L’échange du citoyen soviet avec l’état qui lui dérobe tout (c’est ça, la fondation matérielle du totalitarisme, la confiscation de toute la richesse sociale… tiens, tiens, on dirait une théorie néo-conservatrice…) est incomparable avec celui d’un citoyen des démocraties oligarchiques libérales d'Occident, qui, depuis le début du siècle, gouvernaient en redistribuant une partie des profits réalisés. Comme on nous le fait sentir présentement, ça va changer, Nom de Dieu.
La dignité d’un Limonov tient à un héroïsme un peu différent, non content d’avoir refusé d’abonder dans le sens de la « dissidence » devenue grand public à l’Ouest, il est retourné affronter le monstre, cet état russe sur son socle vieux de mille ans en s’affublant de ses habits d’hier, et se proclamant national-bolchevique, sachant que les conventions d’hier sont parfois les transgressions d’aujourd’hui.

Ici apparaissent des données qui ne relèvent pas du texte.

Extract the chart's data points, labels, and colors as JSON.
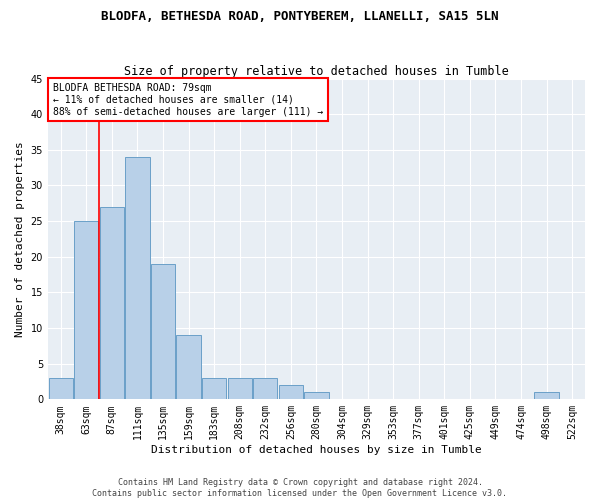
{
  "title": "BLODFA, BETHESDA ROAD, PONTYBEREM, LLANELLI, SA15 5LN",
  "subtitle": "Size of property relative to detached houses in Tumble",
  "xlabel": "Distribution of detached houses by size in Tumble",
  "ylabel": "Number of detached properties",
  "bins": [
    "38sqm",
    "63sqm",
    "87sqm",
    "111sqm",
    "135sqm",
    "159sqm",
    "183sqm",
    "208sqm",
    "232sqm",
    "256sqm",
    "280sqm",
    "304sqm",
    "329sqm",
    "353sqm",
    "377sqm",
    "401sqm",
    "425sqm",
    "449sqm",
    "474sqm",
    "498sqm",
    "522sqm"
  ],
  "values": [
    3,
    25,
    27,
    34,
    19,
    9,
    3,
    3,
    3,
    2,
    1,
    0,
    0,
    0,
    0,
    0,
    0,
    0,
    0,
    1,
    0
  ],
  "bar_color": "#b8d0e8",
  "bar_edge_color": "#6aa0c8",
  "red_line_x": 1.5,
  "ylim": [
    0,
    45
  ],
  "yticks": [
    0,
    5,
    10,
    15,
    20,
    25,
    30,
    35,
    40,
    45
  ],
  "annotation_title": "BLODFA BETHESDA ROAD: 79sqm",
  "annotation_line2": "← 11% of detached houses are smaller (14)",
  "annotation_line3": "88% of semi-detached houses are larger (111) →",
  "footer1": "Contains HM Land Registry data © Crown copyright and database right 2024.",
  "footer2": "Contains public sector information licensed under the Open Government Licence v3.0.",
  "bg_color": "#e8eef4",
  "title_fontsize": 9,
  "subtitle_fontsize": 8.5,
  "ann_fontsize": 7,
  "ylabel_fontsize": 8,
  "xlabel_fontsize": 8,
  "tick_fontsize": 7,
  "footer_fontsize": 6
}
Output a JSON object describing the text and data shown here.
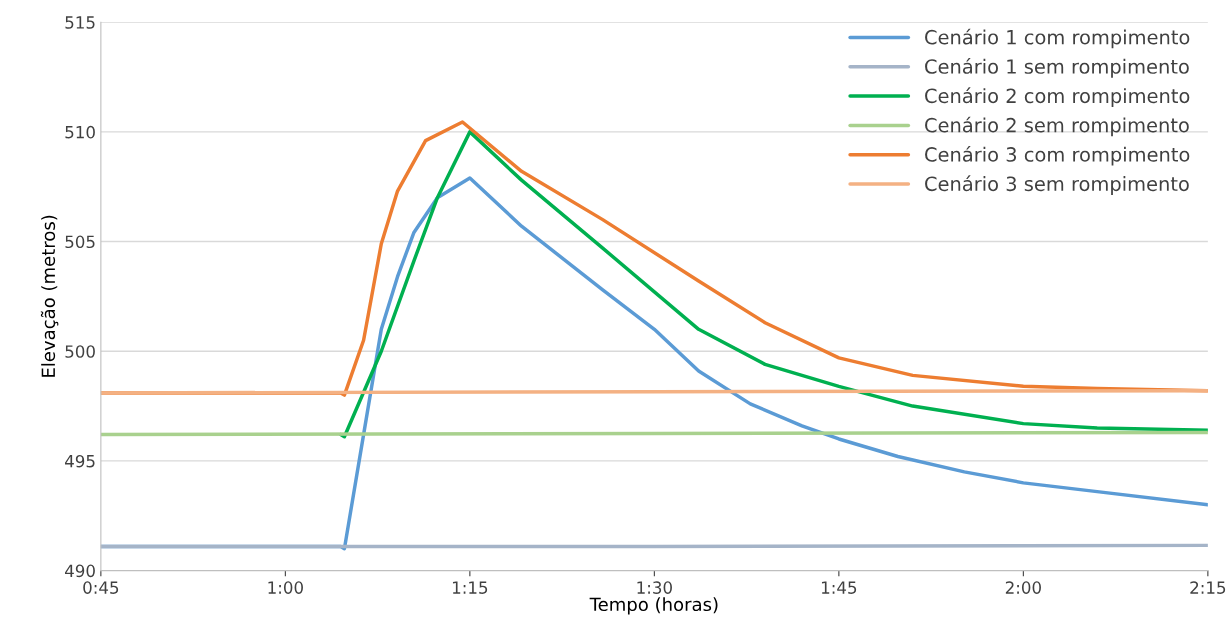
{
  "chart_data": {
    "type": "line",
    "xlabel": "Tempo (horas)",
    "ylabel": "Elevação (metros)",
    "xlim": [
      0.75,
      2.25
    ],
    "xticks": [
      {
        "value": 0.75,
        "label": "0:45"
      },
      {
        "value": 1.0,
        "label": "1:00"
      },
      {
        "value": 1.25,
        "label": "1:15"
      },
      {
        "value": 1.5,
        "label": "1:30"
      },
      {
        "value": 1.75,
        "label": "1:45"
      },
      {
        "value": 2.0,
        "label": "2:00"
      },
      {
        "value": 2.25,
        "label": "2:15"
      }
    ],
    "ylim": [
      490,
      515
    ],
    "yticks": [
      490,
      495,
      500,
      505,
      510,
      515
    ],
    "grid": "y",
    "legend": "top right",
    "marker": "none",
    "line_style": "solid",
    "series": [
      {
        "name": "Cenário 1 com rompimento",
        "color": "#5b9bd5",
        "x": [
          0.75,
          1.075,
          1.08,
          1.106,
          1.13,
          1.152,
          1.174,
          1.206,
          1.25,
          1.32,
          1.43,
          1.5,
          1.56,
          1.63,
          1.7,
          1.75,
          1.83,
          1.92,
          2.0,
          2.1,
          2.25
        ],
        "values": [
          491.1,
          491.1,
          491.0,
          496.2,
          501.0,
          503.4,
          505.4,
          507.0,
          507.9,
          505.7,
          502.8,
          501.0,
          499.1,
          497.6,
          496.6,
          496.0,
          495.2,
          494.5,
          494.0,
          493.6,
          493.0
        ]
      },
      {
        "name": "Cenário 1 sem rompimento",
        "color": "#a5b4c8",
        "x": [
          0.75,
          1.5,
          2.25
        ],
        "values": [
          491.1,
          491.1,
          491.15
        ]
      },
      {
        "name": "Cenário 2 com rompimento",
        "color": "#00b050",
        "x": [
          1.075,
          1.08,
          1.13,
          1.174,
          1.206,
          1.25,
          1.32,
          1.43,
          1.56,
          1.65,
          1.75,
          1.85,
          2.0,
          2.1,
          2.25
        ],
        "values": [
          496.2,
          496.1,
          500.0,
          504.1,
          507.0,
          510.0,
          507.8,
          504.7,
          501.0,
          499.4,
          498.4,
          497.5,
          496.7,
          496.5,
          496.4
        ]
      },
      {
        "name": "Cenário 2 sem rompimento",
        "color": "#a9d18e",
        "x": [
          0.75,
          1.5,
          2.25
        ],
        "values": [
          496.2,
          496.25,
          496.3
        ]
      },
      {
        "name": "Cenário 3 com rompimento",
        "color": "#ed7d31",
        "x": [
          0.75,
          1.075,
          1.08,
          1.106,
          1.13,
          1.152,
          1.19,
          1.24,
          1.32,
          1.43,
          1.56,
          1.65,
          1.75,
          1.85,
          2.0,
          2.1,
          2.25
        ],
        "values": [
          498.1,
          498.1,
          498.0,
          500.5,
          504.9,
          507.3,
          509.6,
          510.45,
          508.2,
          506.0,
          503.2,
          501.3,
          499.7,
          498.9,
          498.4,
          498.3,
          498.2
        ]
      },
      {
        "name": "Cenário 3 sem rompimento",
        "color": "#f4b183",
        "x": [
          0.75,
          1.5,
          2.25
        ],
        "values": [
          498.1,
          498.15,
          498.2
        ]
      }
    ]
  }
}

Mais il y eut d’autres formes de résistance, plus insidieuses, parfois venues des communistes eux-mêmes. Je pense à Boris Pilniak, fusillé en 1937, parce qu’il avait, au détour du Conte de la lune non éteinte, un récit inspiré de la mort du maréchal Frounzé — bien qu’il s’en soit défendu — osé suggérer, que le destin pesait plus parfois plus lourd que le matérialisme historique et les progrès de la médecine. Une révolte absolue, de fond, contre l’axiome totalitaire qui prétend avoir résolu l’univers dans son infinitude d’espace-temps — très comparable en cela aux démocraties cybernétiques et leur foi aveugle dans les diktats du marché.

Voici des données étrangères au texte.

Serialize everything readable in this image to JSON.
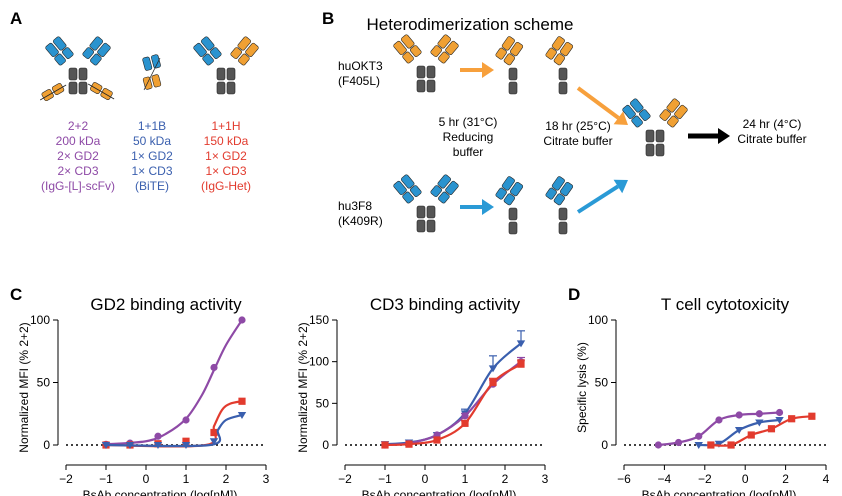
{
  "colors": {
    "blue_domain": "#2a93cf",
    "orange_domain": "#f0a033",
    "gray_domain": "#555555",
    "purple": "#8e4aa6",
    "blue_series": "#3a5fae",
    "red": "#e23b2e",
    "arrow_orange": "#f7a03c",
    "arrow_blue": "#2a9ad6"
  },
  "panel_a": {
    "letter": "A",
    "constructs": [
      {
        "lines": [
          "2+2",
          "200 kDa",
          "2× GD2",
          "2× CD3",
          "(IgG-[L]-scFv)"
        ],
        "color": "#8e4aa6"
      },
      {
        "lines": [
          "1+1B",
          "50 kDa",
          "1× GD2",
          "1× CD3",
          "(BiTE)"
        ],
        "color": "#3a5fae"
      },
      {
        "lines": [
          "1+1H",
          "150 kDa",
          "1× GD2",
          "1× CD3",
          "(IgG-Het)"
        ],
        "color": "#e23b2e"
      }
    ]
  },
  "panel_b": {
    "letter": "B",
    "title": "Heterodimerization scheme",
    "parent_top": [
      "huOKT3",
      "(F405L)"
    ],
    "parent_bottom": [
      "hu3F8",
      "(K409R)"
    ],
    "step1": [
      "5 hr (31°C)",
      "Reducing",
      "buffer"
    ],
    "step2": [
      "18 hr (25°C)",
      "Citrate buffer"
    ],
    "step3": [
      "24 hr (4°C)",
      "Citrate buffer"
    ]
  },
  "panel_c": {
    "letter": "C"
  },
  "panel_d": {
    "letter": "D"
  },
  "chart_data": [
    {
      "type": "line",
      "title": "GD2 binding activity",
      "xlabel": "BsAb concentration (log[nM])",
      "ylabel": "Normalized MFI (% 2+2)",
      "xlim": [
        -2,
        3
      ],
      "ylim": [
        0,
        100
      ],
      "xticks": [
        "−2",
        "−1",
        "0",
        "1",
        "2",
        "3"
      ],
      "yticks": [
        "0",
        "50",
        "100"
      ],
      "series": [
        {
          "color": "#8e4aa6",
          "marker": "circle",
          "x": [
            -1,
            -0.4,
            0.3,
            1,
            1.7,
            2.4
          ],
          "y": [
            0.5,
            1.5,
            7,
            20,
            62,
            100
          ],
          "curve": [
            [
              -1,
              0.5
            ],
            [
              0,
              3
            ],
            [
              0.5,
              9
            ],
            [
              1,
              21
            ],
            [
              1.4,
              40
            ],
            [
              1.7,
              60
            ],
            [
              2.0,
              80
            ],
            [
              2.4,
              100
            ]
          ]
        },
        {
          "color": "#e23b2e",
          "marker": "square",
          "x": [
            -1,
            -0.4,
            0.3,
            1,
            1.7,
            2.4
          ],
          "y": [
            0,
            0,
            1,
            3,
            10,
            35
          ],
          "curve": [
            [
              -1,
              0
            ],
            [
              1.5,
              0
            ],
            [
              1.7,
              15
            ],
            [
              1.9,
              28
            ],
            [
              2.1,
              33
            ],
            [
              2.4,
              35
            ]
          ]
        },
        {
          "color": "#3a5fae",
          "marker": "triangle-down",
          "x": [
            -1,
            -0.4,
            0.3,
            1,
            1.7,
            2.4
          ],
          "y": [
            0,
            0,
            0,
            0,
            3,
            24
          ],
          "curve": [
            [
              -1,
              0
            ],
            [
              1.6,
              0
            ],
            [
              1.8,
              12
            ],
            [
              2.0,
              20
            ],
            [
              2.4,
              24
            ]
          ]
        }
      ],
      "baseline": 0
    },
    {
      "type": "line",
      "title": "CD3 binding activity",
      "xlabel": "BsAb concentration (log[nM])",
      "ylabel": "Normalized MFI (% 2+2)",
      "xlim": [
        -2,
        3
      ],
      "ylim": [
        0,
        150
      ],
      "xticks": [
        "−2",
        "−1",
        "0",
        "1",
        "2",
        "3"
      ],
      "yticks": [
        "0",
        "50",
        "100",
        "150"
      ],
      "series": [
        {
          "color": "#3a5fae",
          "marker": "triangle-down",
          "x": [
            -1,
            -0.4,
            0.3,
            1,
            1.7,
            2.4
          ],
          "y": [
            1,
            3,
            12,
            38,
            92,
            122
          ],
          "err": [
            0,
            0,
            0,
            5,
            15,
            15
          ]
        },
        {
          "color": "#8e4aa6",
          "marker": "circle",
          "x": [
            -1,
            -0.4,
            0.3,
            1,
            1.7,
            2.4
          ],
          "y": [
            0,
            2,
            12,
            35,
            73,
            100
          ],
          "err": [
            0,
            0,
            0,
            3,
            5,
            5
          ]
        },
        {
          "color": "#e23b2e",
          "marker": "square",
          "x": [
            -1,
            -0.4,
            0.3,
            1,
            1.7,
            2.4
          ],
          "y": [
            0,
            1,
            6,
            26,
            75,
            97
          ],
          "err": [
            0,
            0,
            0,
            3,
            5,
            5
          ]
        }
      ],
      "baseline": 0
    },
    {
      "type": "line",
      "title": "T cell cytotoxicity",
      "xlabel": "BsAb concentration (log[pM])",
      "ylabel": "Specific lysis (%)",
      "xlim": [
        -6,
        4
      ],
      "ylim": [
        0,
        100
      ],
      "xticks": [
        "−6",
        "−4",
        "−2",
        "0",
        "2",
        "4"
      ],
      "yticks": [
        "0",
        "50",
        "100"
      ],
      "series": [
        {
          "color": "#8e4aa6",
          "marker": "circle",
          "x": [
            -4.3,
            -3.3,
            -2.3,
            -1.3,
            -0.3,
            0.7,
            1.7
          ],
          "y": [
            0,
            2,
            7,
            20,
            24,
            25,
            26
          ]
        },
        {
          "color": "#3a5fae",
          "marker": "triangle-down",
          "x": [
            -2.3,
            -1.3,
            -0.3,
            0.7,
            1.7
          ],
          "y": [
            0,
            1,
            12,
            18,
            20
          ]
        },
        {
          "color": "#e23b2e",
          "marker": "square",
          "x": [
            -1.7,
            -0.7,
            0.3,
            1.3,
            2.3,
            3.3
          ],
          "y": [
            0,
            0,
            8,
            13,
            21,
            23
          ]
        }
      ],
      "baseline": 0
    }
  ]
}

Il y a aussi le refus plus modeste, plus introverti, mais tout aussi buté du poète auteur de l’exergue de cet article, Evgueni Kropivnistski, qui passa sa vie dans son humble masure de campagne à composer des poèmes d’une simplicité, d’une limpidité si frappante, que se constitua autour de ce personnage hors normes un cercle qui devint une sorte d’école, en tous points opposée, sans jamais en parler, à l’idéologie rigide de « l’ingénierie des âmes » imposée par Gorki en 1934, au Congrès des Écrivains. Et certes, dans les années 1940, le goût d’une esthétique dépouillée et d’une élégance suprême était probablement le déni le plus implacable des radotages staliniens.
pacte Ribbentrop-Molotov

Comme il est curieux de constater qu’aujourd’hui, dans les démocraties cybernétiques, cette idéologie de « l’ingénierie des âmes » s’est à son tour communiquée aux auteurs, aux critiques qui doivent obligatoirement diverger de la littérature en abordant un grand problème larmoyant, et qui concerne tout le monde s’il vous plait. Le verdict est sans pitié : c’est ça ou l’autofriction. À chaque époque ses totalitarismes, à chaque époque ses laquais culturels. TM, 2013


[1] Des Chansons pour les sirènes, Trois saltimbanques russes du XXe siècle : Essenine Medvedeva, Tchoudakov, présentés par Thierry Marignac et Kira Sapguir, Éditions l’Écarlate.